Affaire Epstein : révélations inédites après la publication d’un entretien avec Ghislaine Maxwell
Les États-Unis viennent de franchir un nouveau cap dans le feuilleton judiciaire tentaculaire autour de l’affaire Epstein. Le ministère américain de la Justice a rendu public un entretien mené fin juillet avec Ghislaine Maxwell, ancienne complice du financier condamné pour réseau de pédocriminalité et décédé en prison en 2019. Selon les autorités, « à l’exception du nom des victimes, chaque mot est inclus. Rien n’a été enlevé. Rien n’a été caché ». Cette publication, d’une rare transparence, relance un dossier explosif mêlant abus sexuels, collusions politiques et défaillances judiciaires.
Dans cet entretien, Maxwell évoque ses liens étroits avec Jeffrey Epstein, ses méthodes de manipulation et les noms de personnalités influentes qu’il fréquentait. Bien que les identités des victimes aient été masquées, les documents confirment que des centaines de jeunes filles, parfois mineures, ont été exploitées par le couple dans ce qui est décrit comme une « machine de recrutement » sophistiquée. Maxwell admet avoir eu un rôle actif dans cette logistique, tout en cherchant à minimiser son implication personnelle.
La publication suscite une onde de choc car elle met en lumière l’étendue des réseaux d’influence de Jeffrey Epstein, qui comptaient des chefs d’État, des milliardaires et des célébrités. Elle renforce aussi les soupçons d’une complaisance institutionnelle : certains responsables judiciaires ou politiques auraient fermé les yeux sur des signaux d’alerte pour protéger des personnalités compromises.

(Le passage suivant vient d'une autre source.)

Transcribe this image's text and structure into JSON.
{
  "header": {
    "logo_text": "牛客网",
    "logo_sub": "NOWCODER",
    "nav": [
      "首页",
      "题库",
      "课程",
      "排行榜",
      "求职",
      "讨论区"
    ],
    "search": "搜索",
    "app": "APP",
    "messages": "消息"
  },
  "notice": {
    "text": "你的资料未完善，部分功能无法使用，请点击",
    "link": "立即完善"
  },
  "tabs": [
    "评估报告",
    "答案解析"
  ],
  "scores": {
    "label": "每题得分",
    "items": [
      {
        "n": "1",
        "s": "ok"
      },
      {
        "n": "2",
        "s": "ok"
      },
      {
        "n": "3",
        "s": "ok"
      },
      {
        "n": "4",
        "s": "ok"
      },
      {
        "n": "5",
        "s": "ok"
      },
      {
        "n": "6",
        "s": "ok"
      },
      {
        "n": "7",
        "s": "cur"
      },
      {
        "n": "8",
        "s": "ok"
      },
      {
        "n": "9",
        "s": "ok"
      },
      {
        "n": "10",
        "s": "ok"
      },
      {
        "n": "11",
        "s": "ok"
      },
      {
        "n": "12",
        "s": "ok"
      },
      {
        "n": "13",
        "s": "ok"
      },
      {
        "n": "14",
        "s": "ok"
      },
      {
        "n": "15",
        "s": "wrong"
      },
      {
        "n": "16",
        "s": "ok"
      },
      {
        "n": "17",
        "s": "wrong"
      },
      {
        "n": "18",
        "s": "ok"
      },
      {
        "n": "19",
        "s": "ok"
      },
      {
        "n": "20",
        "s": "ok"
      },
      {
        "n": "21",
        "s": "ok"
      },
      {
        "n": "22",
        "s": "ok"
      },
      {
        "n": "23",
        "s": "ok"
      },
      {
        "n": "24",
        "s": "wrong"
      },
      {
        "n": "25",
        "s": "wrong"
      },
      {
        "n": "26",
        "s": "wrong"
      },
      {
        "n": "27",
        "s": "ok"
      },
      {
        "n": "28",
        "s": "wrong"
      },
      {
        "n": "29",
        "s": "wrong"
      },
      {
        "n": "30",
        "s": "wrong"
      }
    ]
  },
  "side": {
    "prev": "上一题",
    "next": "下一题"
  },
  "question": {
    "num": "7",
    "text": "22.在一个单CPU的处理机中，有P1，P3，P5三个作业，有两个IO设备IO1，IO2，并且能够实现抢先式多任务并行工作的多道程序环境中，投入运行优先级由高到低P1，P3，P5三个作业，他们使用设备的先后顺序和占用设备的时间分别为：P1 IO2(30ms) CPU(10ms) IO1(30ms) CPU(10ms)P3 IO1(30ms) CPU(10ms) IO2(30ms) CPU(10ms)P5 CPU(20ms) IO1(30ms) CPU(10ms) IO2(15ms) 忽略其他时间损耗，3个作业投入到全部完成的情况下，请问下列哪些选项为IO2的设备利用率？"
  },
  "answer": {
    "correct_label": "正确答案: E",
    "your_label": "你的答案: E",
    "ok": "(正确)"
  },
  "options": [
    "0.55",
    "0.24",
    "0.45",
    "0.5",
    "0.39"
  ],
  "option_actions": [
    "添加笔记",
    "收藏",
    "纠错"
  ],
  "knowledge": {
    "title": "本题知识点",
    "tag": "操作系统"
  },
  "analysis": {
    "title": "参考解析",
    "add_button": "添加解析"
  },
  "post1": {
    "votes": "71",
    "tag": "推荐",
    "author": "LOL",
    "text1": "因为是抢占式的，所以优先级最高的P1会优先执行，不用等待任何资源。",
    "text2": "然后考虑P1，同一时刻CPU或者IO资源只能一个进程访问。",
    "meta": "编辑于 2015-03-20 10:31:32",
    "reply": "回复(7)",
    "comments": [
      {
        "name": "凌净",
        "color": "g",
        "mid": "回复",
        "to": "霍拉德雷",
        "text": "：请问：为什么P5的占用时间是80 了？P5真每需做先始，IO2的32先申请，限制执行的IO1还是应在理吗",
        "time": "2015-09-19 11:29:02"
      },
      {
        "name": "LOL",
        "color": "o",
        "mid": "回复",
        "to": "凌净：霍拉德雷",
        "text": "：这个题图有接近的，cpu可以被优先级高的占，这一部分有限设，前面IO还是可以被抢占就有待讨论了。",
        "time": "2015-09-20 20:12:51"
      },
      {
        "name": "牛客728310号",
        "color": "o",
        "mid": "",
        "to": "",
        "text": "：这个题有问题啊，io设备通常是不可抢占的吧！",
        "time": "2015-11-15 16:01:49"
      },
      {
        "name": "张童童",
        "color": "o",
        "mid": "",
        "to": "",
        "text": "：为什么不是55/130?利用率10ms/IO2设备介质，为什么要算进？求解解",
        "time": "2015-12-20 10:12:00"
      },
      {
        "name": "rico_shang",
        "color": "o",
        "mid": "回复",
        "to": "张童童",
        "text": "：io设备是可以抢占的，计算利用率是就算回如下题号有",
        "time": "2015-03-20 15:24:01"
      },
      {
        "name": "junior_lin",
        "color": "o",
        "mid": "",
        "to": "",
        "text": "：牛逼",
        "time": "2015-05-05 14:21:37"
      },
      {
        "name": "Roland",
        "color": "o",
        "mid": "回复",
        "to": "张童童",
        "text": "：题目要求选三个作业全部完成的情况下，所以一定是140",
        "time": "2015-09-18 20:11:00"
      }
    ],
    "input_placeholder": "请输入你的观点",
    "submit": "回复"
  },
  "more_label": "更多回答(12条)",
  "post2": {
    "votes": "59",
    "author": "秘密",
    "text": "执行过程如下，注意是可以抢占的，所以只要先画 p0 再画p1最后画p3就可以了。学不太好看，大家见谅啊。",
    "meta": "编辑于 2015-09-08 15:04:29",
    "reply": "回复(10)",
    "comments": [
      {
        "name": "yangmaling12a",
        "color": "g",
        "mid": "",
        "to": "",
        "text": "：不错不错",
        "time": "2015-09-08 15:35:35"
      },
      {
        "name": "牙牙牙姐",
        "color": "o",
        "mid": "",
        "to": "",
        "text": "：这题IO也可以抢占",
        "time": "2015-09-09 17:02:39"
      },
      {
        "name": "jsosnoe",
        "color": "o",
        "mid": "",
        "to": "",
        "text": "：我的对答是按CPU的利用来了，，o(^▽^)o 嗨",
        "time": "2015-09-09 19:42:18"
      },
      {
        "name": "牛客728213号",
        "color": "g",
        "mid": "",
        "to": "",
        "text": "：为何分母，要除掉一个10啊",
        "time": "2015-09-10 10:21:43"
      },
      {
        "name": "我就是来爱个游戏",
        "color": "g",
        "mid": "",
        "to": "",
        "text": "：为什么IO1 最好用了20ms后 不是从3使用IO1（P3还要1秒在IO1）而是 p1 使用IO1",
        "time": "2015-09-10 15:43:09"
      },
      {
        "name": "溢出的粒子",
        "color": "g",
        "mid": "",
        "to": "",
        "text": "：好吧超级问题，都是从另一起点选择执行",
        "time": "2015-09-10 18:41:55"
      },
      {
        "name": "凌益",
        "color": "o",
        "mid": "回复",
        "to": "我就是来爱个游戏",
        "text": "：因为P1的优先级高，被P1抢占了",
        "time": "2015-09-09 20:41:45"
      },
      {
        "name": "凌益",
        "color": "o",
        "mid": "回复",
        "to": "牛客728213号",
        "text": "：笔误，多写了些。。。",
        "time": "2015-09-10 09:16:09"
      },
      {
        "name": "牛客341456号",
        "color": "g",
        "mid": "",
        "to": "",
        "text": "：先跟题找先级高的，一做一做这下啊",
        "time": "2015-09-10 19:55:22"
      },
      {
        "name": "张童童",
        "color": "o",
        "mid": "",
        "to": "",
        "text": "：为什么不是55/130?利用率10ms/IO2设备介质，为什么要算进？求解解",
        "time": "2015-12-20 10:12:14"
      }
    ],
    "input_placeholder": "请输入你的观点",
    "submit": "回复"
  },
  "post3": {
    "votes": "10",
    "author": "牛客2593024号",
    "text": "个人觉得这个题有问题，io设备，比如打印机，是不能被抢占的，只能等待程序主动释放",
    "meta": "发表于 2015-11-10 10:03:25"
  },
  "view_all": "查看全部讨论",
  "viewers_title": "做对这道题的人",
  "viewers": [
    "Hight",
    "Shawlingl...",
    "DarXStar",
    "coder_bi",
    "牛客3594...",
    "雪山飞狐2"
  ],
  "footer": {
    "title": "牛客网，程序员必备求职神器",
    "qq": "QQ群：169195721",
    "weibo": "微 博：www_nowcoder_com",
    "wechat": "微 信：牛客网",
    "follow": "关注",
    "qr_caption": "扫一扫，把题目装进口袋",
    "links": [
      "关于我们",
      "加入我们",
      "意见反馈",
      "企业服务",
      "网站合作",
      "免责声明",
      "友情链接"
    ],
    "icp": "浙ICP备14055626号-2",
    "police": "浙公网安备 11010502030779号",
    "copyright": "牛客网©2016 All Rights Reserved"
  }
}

Les familles des victimes saluent la démarche de transparence mais réclament davantage : selon elles, il reste des zones d’ombre majeures, notamment sur la responsabilité de ceux qui savaient et n’ont rien fait. Plusieurs organisations de défense des droits estiment ainsi que la justice américaine continue de protéger, directement ou indirectement, certains acteurs haut placés.
Au plan international, la publication attire également l’attention. En Europe, où Maxwell possède encore un réseau relationnel, les révélations alimentent le débat sur les liens troubles entre argent, pouvoir et exploitation sexuelle. Au Royaume-Uni, où Ghislaine Maxwell a longtemps vécu, l’affaire a ravivé les critiques à l’égard de certaines élites proches du couple.
La justice américaine rappelle que ce document n’est qu’une pièce d’un dossier tentaculaire et que d’autres éléments pourraient être publiés dans les prochains mois. Mais cette nouvelle étape consolide l’image d’un scandale qui ne cesse d’ébranler la confiance dans les institutions. Vingt ans après les premiers soupçons, l’affaire Epstein continue de symboliser un système où l’impunité des puissants trouve encore ses limites dans la persévérance des victimes et la pression de l’opinion publique.